Role of the fatty acid breakdown pathway in the leaf

Authors: SIOCOMBE, S - UNIVERSITY OF YORK; CORNAH, J - UNIVERSITY OF YORK; PINFIELD-WELLS, H - UNIVERSITY OF YORK; Dyer, John; GRAHAM, I - UNIVERSITY OF YORK

Submitted to: International Symposium on Plant Lipids
Publication Type: Abstract Only
Publication Acceptance Date: 4/1/2007
Publication Date: 4/1/2007
Citation: Siocombe, S., Cornah, J., Pinfield-Wells, H., Dyer, J.M., Graham, I.A. Role of the fatty acid breakdown pathway in the leaf (abstract). International Symposium on Plant Lipids.

Interpretive Summary:

Technical Abstract: Components of the lipid breakdown pathway including beta-oxidation enzymes and fatty acid transport mechanisms are essential for mobilizing storage lipid in germinating seeds of many plants. Comparatively little is known about their role during the rest of the plant’s life-time, however. We are currently examining three key processes where lipid breakdown/turnover is likely to be especially important: a) response to extended dark, b) leaf senescence and c) diurnal cycle.
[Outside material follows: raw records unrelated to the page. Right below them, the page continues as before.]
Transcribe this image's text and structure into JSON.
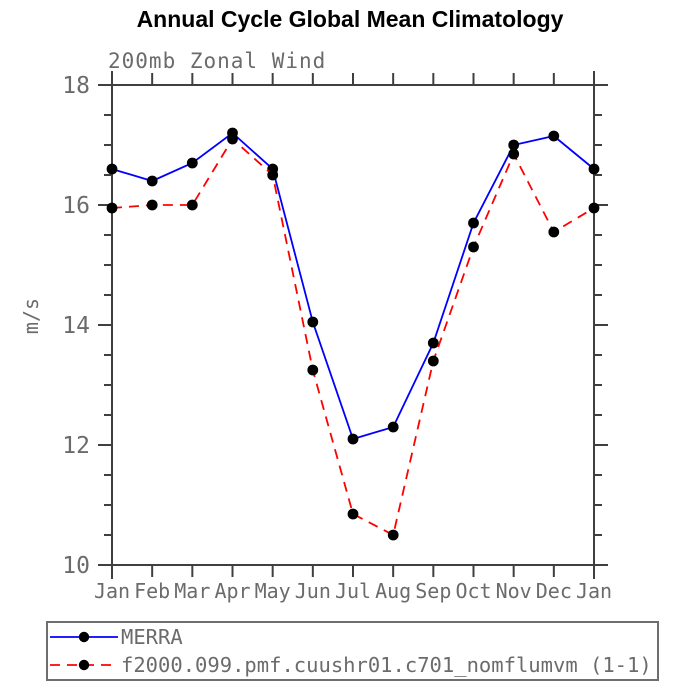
{
  "chart_data": {
    "type": "line",
    "title": "Annual Cycle Global Mean Climatology",
    "subtitle": "200mb Zonal Wind",
    "xlabel": "",
    "ylabel": "m/s",
    "ylim": [
      10,
      18
    ],
    "ytick_major": [
      10,
      12,
      14,
      16,
      18
    ],
    "ytick_minor_step": 0.5,
    "grid": false,
    "legend_position": "bottom",
    "categories": [
      "Jan",
      "Feb",
      "Mar",
      "Apr",
      "May",
      "Jun",
      "Jul",
      "Aug",
      "Sep",
      "Oct",
      "Nov",
      "Dec",
      "Jan"
    ],
    "series": [
      {
        "name": "MERRA",
        "color": "#0000ff",
        "style": "solid",
        "marker": "circle",
        "marker_color": "#000000",
        "values": [
          16.6,
          16.4,
          16.7,
          17.2,
          16.6,
          14.05,
          12.1,
          12.3,
          13.7,
          15.7,
          17.0,
          17.15,
          16.6
        ]
      },
      {
        "name": "f2000.099.pmf.cuushr01.c701_nomflumvm (1-1)",
        "color": "#ff0000",
        "style": "dashed",
        "marker": "circle",
        "marker_color": "#000000",
        "values": [
          15.95,
          16.0,
          16.0,
          17.1,
          16.5,
          13.25,
          10.85,
          10.5,
          13.4,
          15.3,
          16.85,
          15.55,
          15.95
        ]
      }
    ]
  },
  "colors": {
    "axis": "#3f3f3f",
    "tick_label": "#6b6b6b",
    "legend_border": "#6e6e6e"
  }
}
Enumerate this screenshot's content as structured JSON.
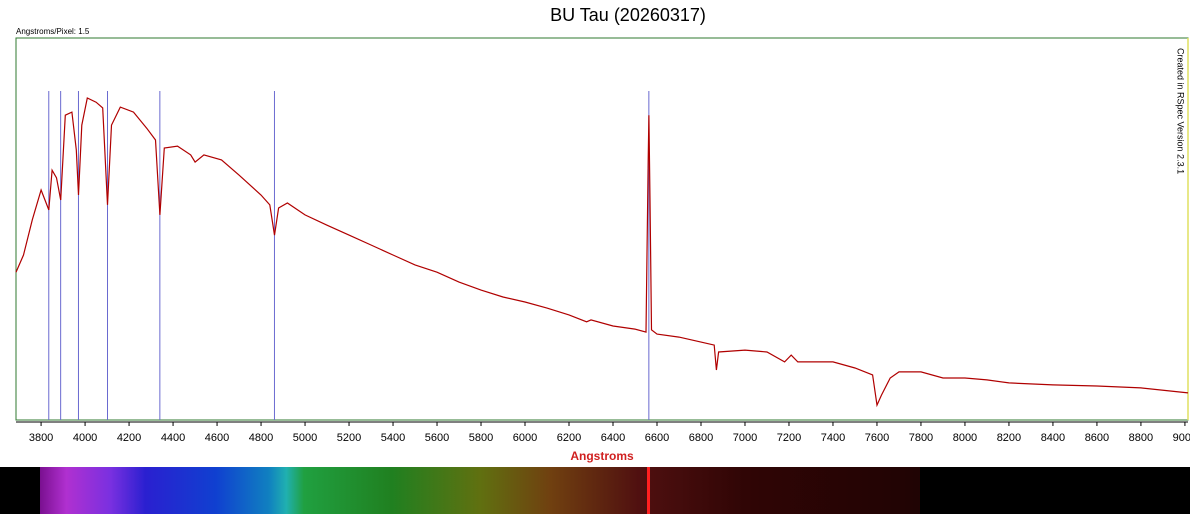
{
  "chart_data": {
    "type": "line",
    "title": "BU Tau  (20260317)",
    "subtitle": "Angstroms/Pixel: 1.5",
    "annotation": "Created in RSpec Version 2.3.1",
    "xlabel": "Angstroms",
    "x": [
      3686,
      3720,
      3760,
      3800,
      3835,
      3850,
      3870,
      3889,
      3910,
      3940,
      3960,
      3970,
      3985,
      4010,
      4050,
      4080,
      4102,
      4120,
      4160,
      4220,
      4280,
      4320,
      4340,
      4360,
      4420,
      4480,
      4500,
      4540,
      4620,
      4700,
      4800,
      4840,
      4861,
      4880,
      4920,
      5000,
      5100,
      5200,
      5300,
      5400,
      5500,
      5600,
      5700,
      5800,
      5900,
      6000,
      6100,
      6200,
      6280,
      6300,
      6400,
      6500,
      6550,
      6560,
      6563,
      6568,
      6575,
      6600,
      6700,
      6800,
      6860,
      6870,
      6880,
      7000,
      7100,
      7180,
      7210,
      7240,
      7400,
      7500,
      7580,
      7600,
      7620,
      7660,
      7700,
      7800,
      7900,
      8000,
      8100,
      8200,
      8400,
      8600,
      8800,
      9014
    ],
    "series": [
      {
        "color": "#b00000",
        "values": [
          38.7,
          43.2,
          52.4,
          60.2,
          55.0,
          65.4,
          63.4,
          57.6,
          79.8,
          80.6,
          70.7,
          58.9,
          77.2,
          84.3,
          83.2,
          81.7,
          56.3,
          77.2,
          81.9,
          80.6,
          76.4,
          73.3,
          53.7,
          71.2,
          71.7,
          69.4,
          67.5,
          69.4,
          68.1,
          64.1,
          58.9,
          56.3,
          48.4,
          55.5,
          56.8,
          53.7,
          51.0,
          48.4,
          45.8,
          43.2,
          40.6,
          38.7,
          36.1,
          34.0,
          32.2,
          30.9,
          29.3,
          27.5,
          25.7,
          26.2,
          24.6,
          23.8,
          23.0,
          68.1,
          79.8,
          57.6,
          23.6,
          22.5,
          21.7,
          20.4,
          19.6,
          13.1,
          17.8,
          18.3,
          17.8,
          15.2,
          17.0,
          15.2,
          15.2,
          13.6,
          11.8,
          3.9,
          6.5,
          11.0,
          12.6,
          12.6,
          11.0,
          11.0,
          10.5,
          9.7,
          9.2,
          8.9,
          8.4,
          7.1
        ]
      }
    ],
    "reference_lines": {
      "color": "#6a6ad0",
      "x": [
        3835,
        3889,
        3970,
        4102,
        4340,
        4861,
        6563
      ]
    },
    "xlim": [
      3686,
      9014
    ],
    "ylim": [
      0,
      100
    ],
    "xticks": [
      3800,
      4000,
      4200,
      4400,
      4600,
      4800,
      5000,
      5200,
      5400,
      5600,
      5800,
      6000,
      6200,
      6400,
      6600,
      6800,
      7000,
      7200,
      7400,
      7600,
      7800,
      8000,
      8200,
      8400,
      8600,
      8800,
      9000
    ],
    "frame_color": "#2f7a2f"
  }
}
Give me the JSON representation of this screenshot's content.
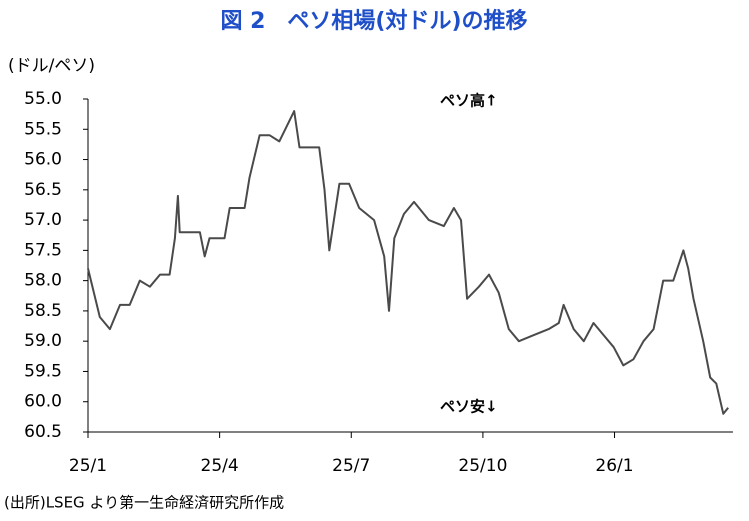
{
  "chart_data": {
    "type": "line",
    "title": "図 2　ペソ相場(対ドル)の推移",
    "y_axis_label": "(ドル/ペソ)",
    "annotations": [
      "ペソ高↑",
      "ペソ安↓"
    ],
    "source": "(出所)LSEG より第一生命経済研究所作成",
    "x": [
      0,
      0.27,
      0.5,
      0.73,
      0.95,
      1.18,
      1.41,
      1.64,
      1.86,
      1.98,
      2.05,
      2.09,
      2.32,
      2.55,
      2.66,
      2.77,
      3.11,
      3.23,
      3.57,
      3.68,
      3.91,
      4.14,
      4.36,
      4.7,
      4.82,
      5.05,
      5.27,
      5.39,
      5.5,
      5.73,
      5.95,
      6.18,
      6.52,
      6.75,
      6.86,
      6.98,
      7.2,
      7.43,
      7.77,
      8.11,
      8.34,
      8.5,
      8.64,
      8.91,
      9.14,
      9.36,
      9.59,
      9.82,
      10.16,
      10.5,
      10.73,
      10.84,
      11.07,
      11.3,
      11.52,
      11.75,
      11.98,
      12.2,
      12.43,
      12.66,
      12.89,
      13.11,
      13.34,
      13.57,
      13.68,
      13.8,
      14.02,
      14.18,
      14.32,
      14.48,
      14.59
    ],
    "series": [
      {
        "name": "ペソ相場",
        "color": "#4a4a4a",
        "values": [
          57.8,
          58.6,
          58.8,
          58.4,
          58.4,
          58.0,
          58.1,
          57.9,
          57.9,
          57.3,
          56.6,
          57.2,
          57.2,
          57.2,
          57.6,
          57.3,
          57.3,
          56.8,
          56.8,
          56.3,
          55.6,
          55.6,
          55.7,
          55.2,
          55.8,
          55.8,
          55.8,
          56.5,
          57.5,
          56.4,
          56.4,
          56.8,
          57.0,
          57.6,
          58.5,
          57.3,
          56.9,
          56.7,
          57.0,
          57.1,
          56.8,
          57.0,
          58.3,
          58.1,
          57.9,
          58.2,
          58.8,
          59.0,
          58.9,
          58.8,
          58.7,
          58.4,
          58.8,
          59.0,
          58.7,
          58.9,
          59.1,
          59.4,
          59.3,
          59.0,
          58.8,
          58.0,
          58.0,
          57.5,
          57.8,
          58.3,
          59.0,
          59.6,
          59.7,
          60.2,
          60.1
        ]
      }
    ],
    "xlim": [
      0,
      14.7
    ],
    "xticks": [
      {
        "value": 0,
        "label": "25/1"
      },
      {
        "value": 3,
        "label": "25/4"
      },
      {
        "value": 6,
        "label": "25/7"
      },
      {
        "value": 9,
        "label": "25/10"
      },
      {
        "value": 12,
        "label": "26/1"
      }
    ],
    "ylim": [
      55,
      60.5
    ],
    "y_inverted": true,
    "yticks": [
      {
        "value": 55,
        "label": "55.0"
      },
      55.5,
      {
        "value": 56,
        "label": "56.0"
      },
      56.5,
      {
        "value": 57,
        "label": "57.0"
      },
      57.5,
      {
        "value": 58,
        "label": "58.0"
      },
      58.5,
      {
        "value": 59,
        "label": "59.0"
      },
      59.5,
      {
        "value": 60,
        "label": "60.0"
      },
      60.5
    ],
    "grid": false
  }
}
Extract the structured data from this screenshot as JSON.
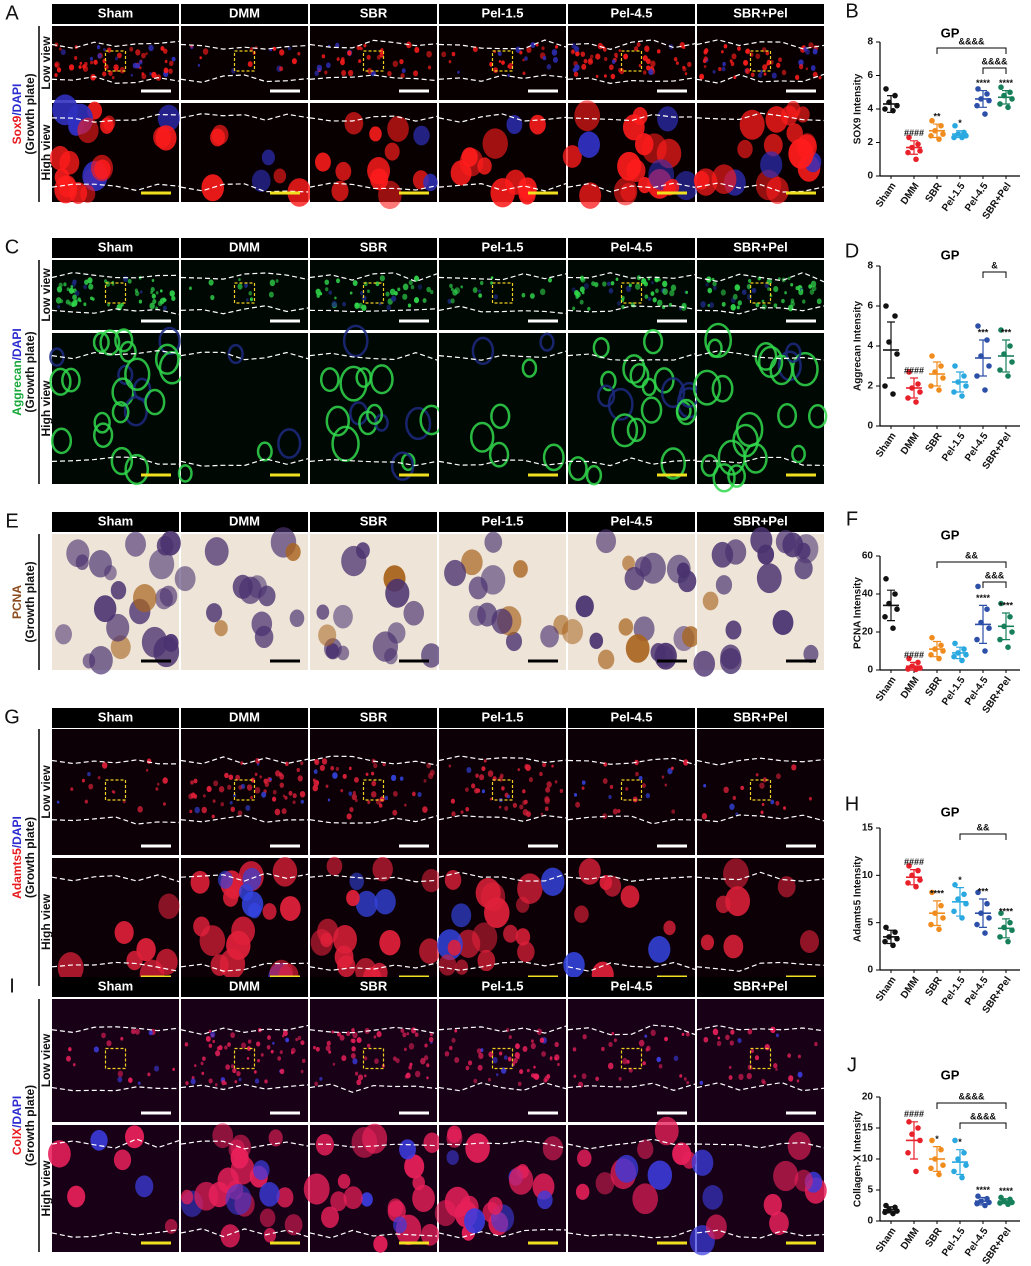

Plants can survive for relatively long periods in extended dark but this is likely to be dependent on re-mobilization of resources including lipids to maintain younger leaves. Senescence of older leaves involves re-mobilization of membrane lipids, especially galactolipids of the plastid membranes, in a controlled process that delays disruption of organelles. Interestingly, lipid turnover during the diurnal cycle is poorly understood either in relation to shifts in lipid composition or in its contribution to metabolism during the dark period. Our chosen approach is to study responses of different lipid breakdown mutants under the three conditions, applying metabolomic, transcriptomic and ultrastructural methodologies. We show here that mutants of beta-oxidation have reduced capacity to survive extended dark. Microarray analysis of the fatty acid transporter mutant (pxa1) after 12h extended dark demonstrates radical changes in the transcriptome reminiscent of stresses such as ozone treatment, salt stress and pathogen attack. Preliminary metabolic analysis suggests that carbohydrate metabolism is accelerated in these conditions in an attempt to compensate for a reduction in lipid breakdown.